The difference in the AX300 and the AX500 lies in the Slammer hardware; unique motherboards reduce power, cache, back-end connectivity to appropriate levels for smaller applications requiring fewer spindles (up to 54). There is not a lot of use in scaling to 832 spindles for smaller applications, so powering up all kinds of infrastructure to allow such scaling would be wasteful, and more costly than necessary.

While the Axiom 500 has unprecedented scalability in the marketplace, making it smaller did require a modified set of CPU boards for the Slammer. The great news for our customers who care to trade up is that they can, and with data in place. So in the event that their business scales much larger than they dreamed, they are protected!
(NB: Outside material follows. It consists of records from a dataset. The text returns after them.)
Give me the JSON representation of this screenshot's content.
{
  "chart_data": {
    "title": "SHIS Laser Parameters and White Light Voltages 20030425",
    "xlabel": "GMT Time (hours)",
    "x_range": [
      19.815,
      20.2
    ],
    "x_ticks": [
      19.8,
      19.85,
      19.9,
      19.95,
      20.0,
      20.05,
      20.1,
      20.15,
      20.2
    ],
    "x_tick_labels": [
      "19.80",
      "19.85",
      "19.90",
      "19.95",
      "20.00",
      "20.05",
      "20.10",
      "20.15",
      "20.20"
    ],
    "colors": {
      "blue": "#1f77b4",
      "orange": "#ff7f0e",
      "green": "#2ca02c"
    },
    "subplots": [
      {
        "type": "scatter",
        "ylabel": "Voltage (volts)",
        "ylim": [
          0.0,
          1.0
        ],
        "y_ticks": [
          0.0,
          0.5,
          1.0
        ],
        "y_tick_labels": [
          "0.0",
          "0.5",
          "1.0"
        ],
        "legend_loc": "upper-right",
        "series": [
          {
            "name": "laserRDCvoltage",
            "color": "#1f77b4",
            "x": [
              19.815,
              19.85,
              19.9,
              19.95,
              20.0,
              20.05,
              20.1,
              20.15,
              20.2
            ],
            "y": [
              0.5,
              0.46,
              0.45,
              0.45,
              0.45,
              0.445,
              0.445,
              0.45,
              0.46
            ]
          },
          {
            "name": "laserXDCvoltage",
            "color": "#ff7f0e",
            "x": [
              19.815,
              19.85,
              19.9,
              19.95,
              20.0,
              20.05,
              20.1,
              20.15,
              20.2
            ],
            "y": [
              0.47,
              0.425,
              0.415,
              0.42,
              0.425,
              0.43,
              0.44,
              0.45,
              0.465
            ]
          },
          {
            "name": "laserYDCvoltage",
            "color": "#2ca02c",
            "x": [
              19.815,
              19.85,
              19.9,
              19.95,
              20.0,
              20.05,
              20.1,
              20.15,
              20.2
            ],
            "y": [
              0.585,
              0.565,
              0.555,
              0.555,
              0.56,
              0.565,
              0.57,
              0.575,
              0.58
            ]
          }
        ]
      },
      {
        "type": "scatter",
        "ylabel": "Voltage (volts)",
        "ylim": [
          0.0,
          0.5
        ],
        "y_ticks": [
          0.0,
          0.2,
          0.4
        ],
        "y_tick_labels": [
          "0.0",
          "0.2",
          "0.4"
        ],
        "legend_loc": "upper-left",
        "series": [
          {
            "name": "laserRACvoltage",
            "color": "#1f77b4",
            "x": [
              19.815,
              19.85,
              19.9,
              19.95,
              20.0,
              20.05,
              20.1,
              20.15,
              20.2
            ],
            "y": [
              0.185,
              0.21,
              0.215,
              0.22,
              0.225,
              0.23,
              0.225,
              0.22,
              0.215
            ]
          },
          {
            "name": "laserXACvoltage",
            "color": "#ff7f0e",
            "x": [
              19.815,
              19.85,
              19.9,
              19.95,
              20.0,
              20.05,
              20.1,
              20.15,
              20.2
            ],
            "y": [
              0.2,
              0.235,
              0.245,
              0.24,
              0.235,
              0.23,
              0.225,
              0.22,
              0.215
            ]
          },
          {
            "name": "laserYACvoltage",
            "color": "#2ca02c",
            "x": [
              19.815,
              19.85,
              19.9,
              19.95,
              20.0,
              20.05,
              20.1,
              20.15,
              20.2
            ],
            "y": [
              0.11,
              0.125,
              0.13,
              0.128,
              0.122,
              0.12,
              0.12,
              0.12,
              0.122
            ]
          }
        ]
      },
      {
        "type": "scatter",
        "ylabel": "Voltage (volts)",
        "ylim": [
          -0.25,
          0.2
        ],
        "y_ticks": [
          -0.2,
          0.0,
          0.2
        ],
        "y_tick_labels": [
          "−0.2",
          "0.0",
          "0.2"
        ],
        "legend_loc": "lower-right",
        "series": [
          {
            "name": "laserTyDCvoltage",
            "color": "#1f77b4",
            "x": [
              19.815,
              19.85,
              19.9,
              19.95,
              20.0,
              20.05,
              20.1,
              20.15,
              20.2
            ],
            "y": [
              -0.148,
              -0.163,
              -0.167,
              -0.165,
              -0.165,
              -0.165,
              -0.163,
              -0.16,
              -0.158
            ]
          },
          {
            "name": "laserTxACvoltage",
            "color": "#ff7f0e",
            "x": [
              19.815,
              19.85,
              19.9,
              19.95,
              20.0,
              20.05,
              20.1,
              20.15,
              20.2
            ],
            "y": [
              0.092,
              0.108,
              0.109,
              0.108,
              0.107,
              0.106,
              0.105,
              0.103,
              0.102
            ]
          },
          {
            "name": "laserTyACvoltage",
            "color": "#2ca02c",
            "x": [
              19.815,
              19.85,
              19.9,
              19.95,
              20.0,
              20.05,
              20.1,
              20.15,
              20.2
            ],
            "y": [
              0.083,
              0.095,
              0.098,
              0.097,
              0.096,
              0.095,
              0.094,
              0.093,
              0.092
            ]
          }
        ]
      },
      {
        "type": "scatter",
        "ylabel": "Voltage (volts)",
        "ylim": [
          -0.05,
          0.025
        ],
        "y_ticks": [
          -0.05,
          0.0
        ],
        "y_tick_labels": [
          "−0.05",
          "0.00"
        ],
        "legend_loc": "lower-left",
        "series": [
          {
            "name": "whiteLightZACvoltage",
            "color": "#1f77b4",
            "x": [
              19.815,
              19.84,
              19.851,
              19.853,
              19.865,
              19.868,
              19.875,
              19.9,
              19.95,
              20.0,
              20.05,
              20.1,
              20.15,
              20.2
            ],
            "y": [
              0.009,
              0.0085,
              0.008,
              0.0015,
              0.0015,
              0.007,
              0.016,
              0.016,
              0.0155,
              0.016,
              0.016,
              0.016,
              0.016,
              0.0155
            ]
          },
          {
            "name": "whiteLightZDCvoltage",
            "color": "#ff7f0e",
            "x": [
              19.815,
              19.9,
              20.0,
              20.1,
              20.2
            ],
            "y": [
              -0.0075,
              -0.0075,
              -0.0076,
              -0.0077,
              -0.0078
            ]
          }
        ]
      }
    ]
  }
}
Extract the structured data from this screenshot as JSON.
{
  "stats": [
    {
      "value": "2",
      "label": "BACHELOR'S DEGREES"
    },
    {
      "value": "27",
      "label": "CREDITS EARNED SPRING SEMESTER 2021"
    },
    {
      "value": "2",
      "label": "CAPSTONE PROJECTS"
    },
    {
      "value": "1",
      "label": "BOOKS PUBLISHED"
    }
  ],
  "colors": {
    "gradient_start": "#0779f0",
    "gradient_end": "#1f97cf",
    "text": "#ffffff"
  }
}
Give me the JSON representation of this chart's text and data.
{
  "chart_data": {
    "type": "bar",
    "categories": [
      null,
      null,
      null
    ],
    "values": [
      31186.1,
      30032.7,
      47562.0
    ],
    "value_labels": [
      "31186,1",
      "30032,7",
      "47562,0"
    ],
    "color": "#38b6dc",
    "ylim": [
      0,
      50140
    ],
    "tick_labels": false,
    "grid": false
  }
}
Typically as storage vendors shrink their product offerings for smaller budgets many features and functions are dropped. In fact, at the bottom end of the scale “storage products” end up being a tray of disk drives without much software at all. While this is affordable (cheap), it also means the customer will spend lots of time managing their storage manually. With the Axiom 300 software customers have lots more help than they get with a RAID box. Try to get a RAID box to “Call Home”...or feature 6GB of cache memory.

April 09, 2008

QoS – The Even Simpler View!

We can all remember 36GB FC 15K RPM drives, and 160GB SATA desktop drives. I say remember because you can’t really even buy these anymore, unless you shop on eBay. Today, we talk of 300GB and 1TB capacities instead.

The HDD Industry is spectacular in my opinion. Much of what the IT industry has been able to accomplish owes itself to our ability to store massive amounts of stuff very economically.  I am biased here as I spent 20 years of my life working in the HDD industry, and I loved it.

HDD performance has not kept pace with aerial density increases. We all know this one. Performance in an HDD means motors and things that move, and we all know that those things will not keep pace with solid state technology advances.

So what can you do about it?  Buy the drives you can buy, convince yourself that you can use the capacity, and then forgo the capacity because you need IO’s. This means underutilization – don’t even think you are going to fill the disk drives to their capacity.

Unless you buy Pillar Axiom and use networked storage differently than you have for the last 10 years. Pillar allows you to extract both the capacity and the IO’s from a set of spindles as long as you share those spindles amongst applications that have varying requirements for speed and capacity.

If you want to use Axiom to do what our competitors do, you can. In fact it is extremely competitive. But with Axiom you can, and in my opinion should, use storage differently than you are used to: Define a storage pool, Tier your applications and point them at the pool for their storage.

The result? Higher utilization, full use of the disk you paid for, less stove-piping of platforms, lower cost. For all of us, this represents some important relief from the ever increasing HDD capacity march that heightens the disparity between that capacity and the performance with which it can be delivered.